沈黙の後……「実にいい。題名だけでも売れる」
この一件と「紙製の月」のシーンを加えることで、タイトルは『ペーパー・ムーン』(Paper Moon/1973年)になった。映画が大ヒットすると、本も再販時には同じタイトルに変えられたという。
また、観客が映画の世界に入り込むための心理を熟知していたボグダノヴィッチは、シーンをカットなしに長回しでワンショットで撮ることに拘った。
そのためセリフのやりとりも長くなる。9才のテータムには大変なことだ。前半のドライブシーンでは36回も撮り直し。しかし、テータムは嫌がるどころか、現場を大いに楽しみながら乗り越えた。そして、アカデミー賞では史上最年少で助演女優賞を受賞してしまった。
ストーリーは、母親を亡くした9才のアディ(テータム・オニール)が、母親と親しかったという、聖書のインチキセールスマンのモーゼ(ライアン・オニール)に連れられて、伯母さんの家に向かう道中を描く。
面倒な役目から早く解放されたいモーゼは、金を作ってアディを汽車に乗せようとする。残りは車の修理代や道楽で使うつもりだ。
ところが、母親の死をネタに200ドルをせしめたモーゼに、しっかり者のアディは「私のお金を返して!」と叫ぶ。それにモーゼの顎のラインが何となく似ている。この人、私のパパかもしれない。
モーゼは仕方なく使い込んだ金を返済するまで、アディと親子を装いながら聖書を売り回ることに。新聞の死亡記事欄で未亡人を見つけては訪ね歩くという、詐欺まがいのセールスだが、アディの考察力のおかげでモーゼは稼ぎ始める。貧しく悲しみに暮れる人からはお金を取らず、金持ちで笑顔になっている人をターゲットにすればいい。

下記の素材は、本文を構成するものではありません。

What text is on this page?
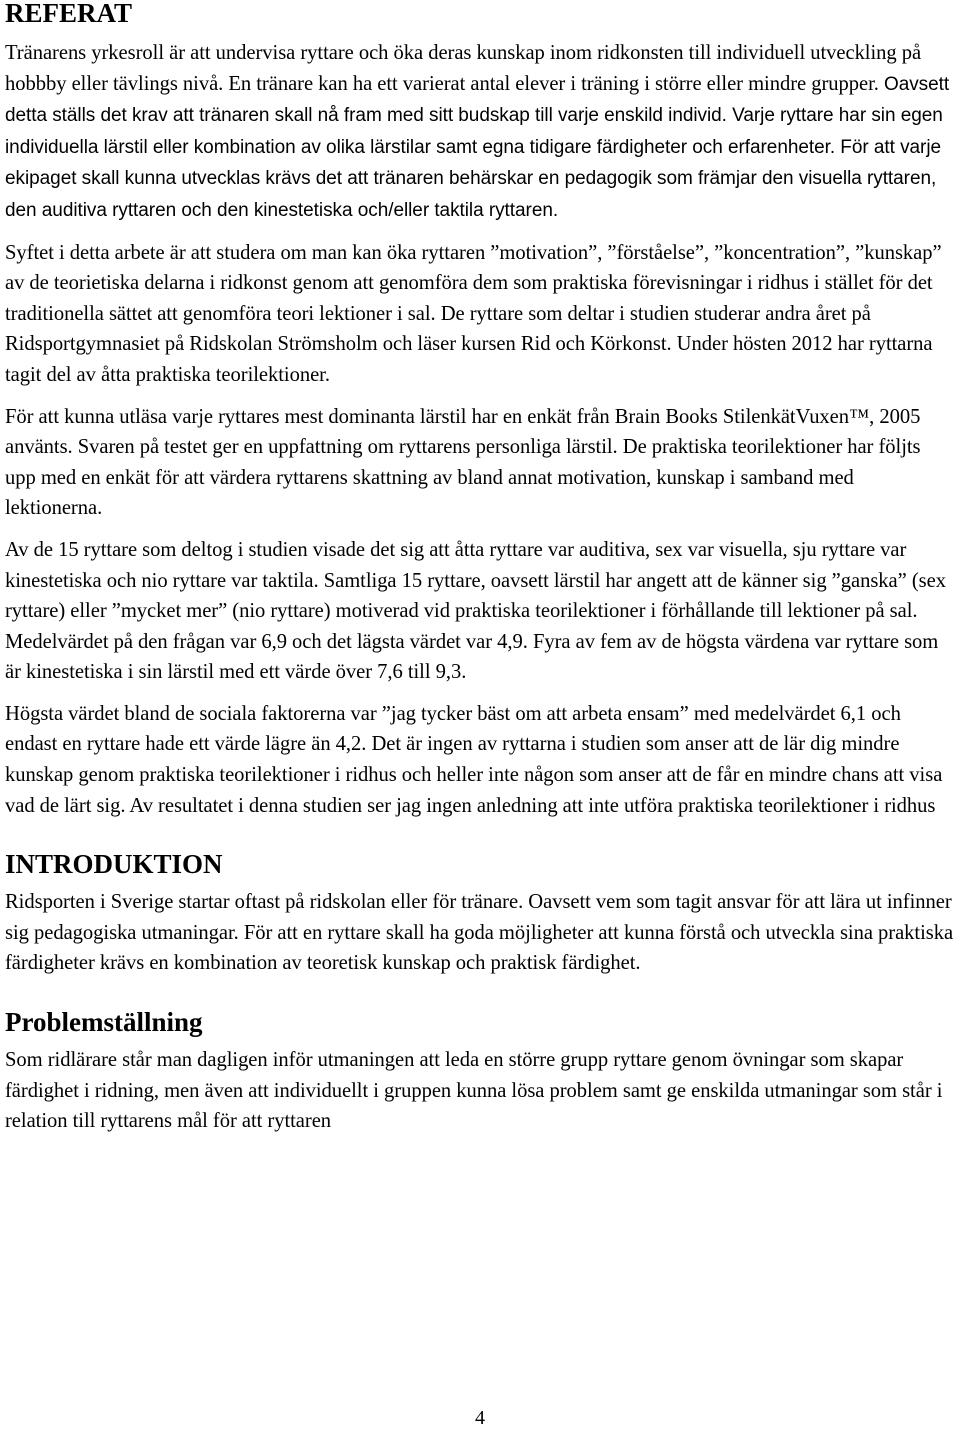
REFERAT

Tränarens yrkesroll är att undervisa ryttare och öka deras kunskap inom ridkonsten till individuell utveckling på hobbby eller tävlings nivå. En tränare kan ha ett varierat antal elever i träning i större eller mindre grupper. Oavsett detta ställs det krav att tränaren skall nå fram med sitt budskap till varje enskild individ. Varje ryttare har sin egen individuella lärstil eller kombination av olika lärstilar samt egna tidigare färdigheter och erfarenheter. För att varje ekipaget skall kunna utvecklas krävs det att tränaren behärskar en pedagogik som främjar den visuella ryttaren, den auditiva ryttaren och den kinestetiska och/eller taktila ryttaren.

Syftet i detta arbete är att studera om man kan öka ryttaren ”motivation”, ”förståelse”, ”koncentration”, ”kunskap” av de teorietiska delarna i ridkonst genom att genomföra dem som praktiska förevisningar i ridhus i stället för det traditionella sättet att genomföra teori lektioner i sal. De ryttare som deltar i studien studerar andra året på Ridsportgymnasiet på Ridskolan Strömsholm och läser kursen Rid och Körkonst. Under hösten 2012 har ryttarna tagit del av åtta praktiska teorilektioner.

För att kunna utläsa varje ryttares mest dominanta lärstil har en enkät från Brain Books StilenkätVuxen™, 2005 använts. Svaren på testet ger en uppfattning om ryttarens personliga lärstil. De praktiska teorilektioner har följts upp med en enkät för att värdera ryttarens skattning av bland annat motivation, kunskap i samband med lektionerna.

Av de 15 ryttare som deltog i studien visade det sig att åtta ryttare var auditiva, sex var visuella, sju ryttare var kinestetiska och nio ryttare var taktila. Samtliga 15 ryttare, oavsett lärstil har angett att de känner sig ”ganska” (sex ryttare) eller ”mycket mer” (nio ryttare) motiverad vid praktiska teorilektioner i förhållande till lektioner på sal. Medelvärdet på den frågan var 6,9 och det lägsta värdet var 4,9. Fyra av fem av de högsta värdena var ryttare som är kinestetiska i sin lärstil med ett värde över 7,6 till 9,3.

Högsta värdet bland de sociala faktorerna var ”jag tycker bäst om att arbeta ensam” med medelvärdet 6,1 och endast en ryttare hade ett värde lägre än 4,2. Det är ingen av ryttarna i studien som anser att de lär dig mindre kunskap genom praktiska teorilektioner i ridhus och heller inte någon som anser att de får en mindre chans att visa vad de lärt sig. Av resultatet i denna studien ser jag ingen anledning att inte utföra praktiska teorilektioner i ridhus

INTRODUKTION

Ridsporten i Sverige startar oftast på ridskolan eller för tränare. Oavsett vem som tagit ansvar för att lära ut infinner sig pedagogiska utmaningar. För att en ryttare skall ha goda möjligheter att kunna förstå och utveckla sina praktiska färdigheter krävs en kombination av teoretisk kunskap och praktisk färdighet.

Problemställning

Som ridlärare står man dagligen inför utmaningen att leda en större grupp ryttare genom övningar som skapar färdighet i ridning, men även att individuellt i gruppen kunna lösa problem samt ge enskilda utmaningar som står i relation till ryttarens mål för att ryttaren

4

モーゼの女性関係や警察沙汰に巻き込まれながら、次第に本当の親子のような関係になっていく二人……。
伯母さんの家に着くラストシーンは、ちょっと胸が熱くなる。果てなき道を走っていく車。ロードムービーの結末として、これ以上のものはない。
ちなみにヴィム・ヴェンダースは、『ペーパー・ムーン』の試写を観て驚愕した。撮り始める前の『都会のアリス』にあまりにもそっくりだったからだ。